Aşağı Poyraz 'ın yanına gittim ve "Telefonumu ver." Dedim ağladığımı belli etmemeye çalışan ses tonuyla. Televizyona bakıyordu. Tabii ki bakabilir ama tuhaf olan; kapalı olan televizyona bakması. "Hey, sana diyorum. Telefonumu ver."

"Hemde hemen." İstifini hiç bozmadan "Yukarıya çık. " Şuna bakın ya kendini bir şey sandı. Hah! "Çıkmıyorum." Büyük bir sinirle yanıma geldi."Çık, Kayra. Çık." Bu yalvarırcasına bir ses tonuydu ama bana sökmez. Beyefendi. "Çıkmıyorum. Ne yaparsın?  Yine vuracak mısın?  Vuracaksan vur da bitsin şu iş. " Durdu. Sustu. İzledi. Ve. Sarıldı. Kafasını omzuma gömdü. Birden kalbim acıdı, tişörtümdeki ıslaklık ile. Ağlıyor muydu?  O... O güçsüz düşmüştü. Ama o güçlüydü. Niye ağlıyor ki? "P-Poyraz. Ağlama. Lütfen..." Sesim fısıldar gibi çıkmıştı.Daha sıkı sarıldı.Bırakmak istemezcesine.

''Beni sakın bırakma.'' Onun sesi de fısıldar gibi çıkmıştı. ''N-neden?'' Şu an bu soruyu sormamayı istedim. Nasıl saçma bir soruydu bu? ''Boşver.'' Kafasını omzumdan kaldırıp cebinden siyah kaplı telefonumu çıkarttı. ''Kabını beğendim.'' dedi. Bir anda sinirim toz olmuştu gibi. ''Saol.'' diyerek gülümsedim. Beni kendine çekip ''Eve gitmek ister misin?'' Bu soru afallatıcıydı.

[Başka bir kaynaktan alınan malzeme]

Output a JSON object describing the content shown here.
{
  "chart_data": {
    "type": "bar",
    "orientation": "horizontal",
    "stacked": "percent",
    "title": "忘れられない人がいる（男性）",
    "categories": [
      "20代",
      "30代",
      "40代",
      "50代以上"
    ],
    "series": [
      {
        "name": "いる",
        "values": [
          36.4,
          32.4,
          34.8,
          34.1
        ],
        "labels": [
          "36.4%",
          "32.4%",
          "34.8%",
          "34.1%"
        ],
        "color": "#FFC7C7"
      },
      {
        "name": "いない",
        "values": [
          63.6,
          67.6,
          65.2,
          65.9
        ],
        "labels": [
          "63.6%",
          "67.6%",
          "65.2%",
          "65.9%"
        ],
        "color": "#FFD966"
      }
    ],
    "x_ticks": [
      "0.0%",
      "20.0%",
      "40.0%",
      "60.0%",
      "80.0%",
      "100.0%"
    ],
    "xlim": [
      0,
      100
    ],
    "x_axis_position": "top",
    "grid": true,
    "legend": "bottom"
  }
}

''Imm...Biraz daha yanında kalmak istiyorum.'' Yüzü ifadesiz bir hal alırken ben yine gülümsedim. ''Ee ne yapıyoruz? Beni gezdirsene.'' Diye bir fikir öne sürdüm. Biraz düşündükten sonra siyah BMW'sinin anahtarını alıp çıktık.

''Çok yoruldum ya.'' Diye homurdandım. ''Gezmek isteyen sendin.'' Diyerek kendi de homurdandı. Sonra ikimizde ayakta birbirimize boş boş bakıyorduk. Aklıma gelen fikirle bir an ufak bir kahkaha çıktı ağzımdan. Poyraz kaşlarını çatıp ''Ne diye gülüyorsun?'' Daha da güldüm ve ''Sana.Ve beline.'' Diyerek üstüne atladım. Yaşasın kötülük! Evet,ben baya eğlenmiştim ama sonuçları kötüydü.

Poyraz kaşlarını çatıp bana homurdandı ve gözlerimden yaş gelene kadar gıdıkladı.Sonrası ise... Gıdıkladıktan sonra Poyraz'ın üstüne çıkıp şakasına boğazını sıkmaya çalışırken kazayla öpüştük. İlk öpücüğümü Bulut ile yaşamayı düşünürken Poyraz'ın evinde, Poyraz'ın üstünde yarı kazayla yarı bilerek öpüşmüştük. Heyecan vericiydi ama aynı zamanda utanç da vericiydi. Kızarırken ''Ben...Bilmeyerek oldu.'' Gülümseyecek gibi oldu ama her zamanki sadist ifadesini takındı.